Friday, July 11, 2003
What I don't get about the current filibusters: Here's another piece about the simmering battle over judicial nominees. Here's the most interesting bit: "Frist tried this week to move the Michigan nominees straight to the full Senate without a committee hearing. Democrats blocked the maneuver." To pull this off Frist needed unanimous consent of the floor. Obviously the Democrats are monitoring floor action to prevent this kind of thing.
The article goes on to talk about the pending Pryor hearings in Judiciary:
The Specter stuff is confusing. The bit about calling Pryor a judge probably is just an easy to make slip of the tongue. But what's with Specter's comments about litmus tests and Supreme Court nominees? Pryor has not been nominated to the Supremes. Is Specter being really coy -- he doesn't apply a litmus test to Supreme Court nominees but he does apply one to lower court nominees -- or is this quote taken out of context? I suspect the latter.
Regardless, given that Specter faces primary opposition in 2004 I have trouble believing he will oppose Pryor. So Pryor escapes Judiciary and will then join Estrada and Owen on the filibuster float.
Which brings me to a question. I have been meaning to bring this up now for quite a few weeks. I've yet to see anyone bring this point up: Why don't the Republicans fight the filibusters the old fashioned way: By going to the mattresses (or, more correctly, the cots)? One of the key ways that the Senate used to fight filibusters was by forcing the filibusterers to hold the floor and keep talking until they give up. Think Mr. Smith Goes to Washington.
Now, if you think about one-senator filibusters -- like Strom Thurmond's 1957 record breaker -- the way to beat the fillibuster is to just make the individual keep talking until exhaustion or biological necessities intervene. (There is a great story about Estes Kefauver that I'll save for another time.) However, the Democrats would play tag-team filibuster, and since they would be working on the Executive calendar (used for confirmations), I don't believe individual senators would be limited to speaking only once. Thus the Democrats could go for weeks and weeks and weeks.
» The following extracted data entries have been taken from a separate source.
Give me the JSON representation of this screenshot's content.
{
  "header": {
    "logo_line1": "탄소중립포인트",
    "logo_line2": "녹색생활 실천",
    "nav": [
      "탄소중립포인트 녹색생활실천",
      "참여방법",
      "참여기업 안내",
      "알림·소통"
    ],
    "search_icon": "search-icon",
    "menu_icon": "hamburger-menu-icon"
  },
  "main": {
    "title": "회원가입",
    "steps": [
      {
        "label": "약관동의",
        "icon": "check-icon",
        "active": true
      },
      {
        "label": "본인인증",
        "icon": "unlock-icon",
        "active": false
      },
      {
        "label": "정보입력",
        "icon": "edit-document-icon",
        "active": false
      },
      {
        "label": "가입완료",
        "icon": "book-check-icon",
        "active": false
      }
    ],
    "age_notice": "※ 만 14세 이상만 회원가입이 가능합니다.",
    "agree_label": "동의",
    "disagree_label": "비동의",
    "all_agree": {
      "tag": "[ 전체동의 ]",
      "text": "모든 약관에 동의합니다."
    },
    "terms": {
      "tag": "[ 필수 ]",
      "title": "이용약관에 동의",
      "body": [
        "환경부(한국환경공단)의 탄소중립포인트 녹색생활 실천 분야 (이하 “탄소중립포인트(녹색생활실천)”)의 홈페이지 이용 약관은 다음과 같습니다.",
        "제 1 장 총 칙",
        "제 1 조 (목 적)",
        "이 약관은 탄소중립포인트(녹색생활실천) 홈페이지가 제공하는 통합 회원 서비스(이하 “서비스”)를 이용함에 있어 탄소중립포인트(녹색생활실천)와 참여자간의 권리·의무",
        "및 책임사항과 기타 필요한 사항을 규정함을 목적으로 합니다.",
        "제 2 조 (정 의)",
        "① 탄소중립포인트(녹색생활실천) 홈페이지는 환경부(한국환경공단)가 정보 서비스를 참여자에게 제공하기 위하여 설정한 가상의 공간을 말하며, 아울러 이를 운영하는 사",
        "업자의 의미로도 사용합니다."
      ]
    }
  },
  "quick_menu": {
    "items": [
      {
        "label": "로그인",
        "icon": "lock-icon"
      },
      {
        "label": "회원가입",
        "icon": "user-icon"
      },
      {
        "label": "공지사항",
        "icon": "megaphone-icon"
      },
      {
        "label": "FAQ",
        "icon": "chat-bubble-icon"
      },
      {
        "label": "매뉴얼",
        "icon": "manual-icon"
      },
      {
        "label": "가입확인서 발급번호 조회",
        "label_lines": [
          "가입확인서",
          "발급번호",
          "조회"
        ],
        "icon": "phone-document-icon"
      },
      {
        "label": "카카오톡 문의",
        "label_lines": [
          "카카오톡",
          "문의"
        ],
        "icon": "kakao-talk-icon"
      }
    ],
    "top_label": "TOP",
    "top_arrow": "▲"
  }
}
But think about what that would mean? The filibuster would attract intense media and public attention, and I think under these circumstances that eventually the public would turn against the Democrats because the Republicans would keep saying "all we want is a fair vote, isn't that democracy?"
One of the biggest mistakes the Senate ever made was adopting a rules change in the early 1960s that allowed filibustered bills to go into a type of suspended animation -- or onto a different "track" -- so that the Senate could continue business without disruption. This was a mistake because it made the filibuster so painless for everyone. But, I don't believe there is anything preventing the Senate from choosing to fight the filibuster the old way. It would be painful for the senators -- because everyone, not just the filibusterers would have to stay -- but fighting it this way would transform the politics. It seems like a much better idea then the "nuclear option" and the other ideas the Republicans keep talking about.
Wednesday, July 09, 2003
More Blue Slip Wars: It looks like the Republicans are about to ignore a double blue slip rejection (where both senators from a state return negative blue slips.) This is the latest step in the war over 6th Circuit nominees from Michigan. From yesterday's CQ Today Midday Update:
Update: I took the above from the Midday update. Here's the fuller article at CQ.com.
Monday, July 07, 2003
It takes a lot of luck: Lance Armstrong has won four TdFs in part because he is an extraordinary athlete. But it also takes a lot of luck. In 1999 Alex Zulle was crossing the notorious Passage du Gois -- it's underwater most of the day -- when a group in front of him crashed. He lost six minutes. He ended up finishing second to Armstrong by about seven and a half minutes. Who knows how the dynamics of the race -- especially given the pressure on a then relatively weak U.S. Postal team -- might have changed had Zulle been ahead of the crash rather than behind it. In Saturday's Prologue (a really short individual time trial) David Millar had a chain slip -- which he fixed on the fly -- and just barely came in second. Then yesterday a spectacular crash took down the three top American riders: Armstrong, Levi Leipheimer, and Tyler Hamilton. The latter two are done with broken bones. Armstrong is fine. It takes a lot of luck.
UPDATE: He has two fractures in his collarbone but Tyler Hamilton is still in it. I can't imagine that he'll be able to compete for the GC now, but you have to admire his guts.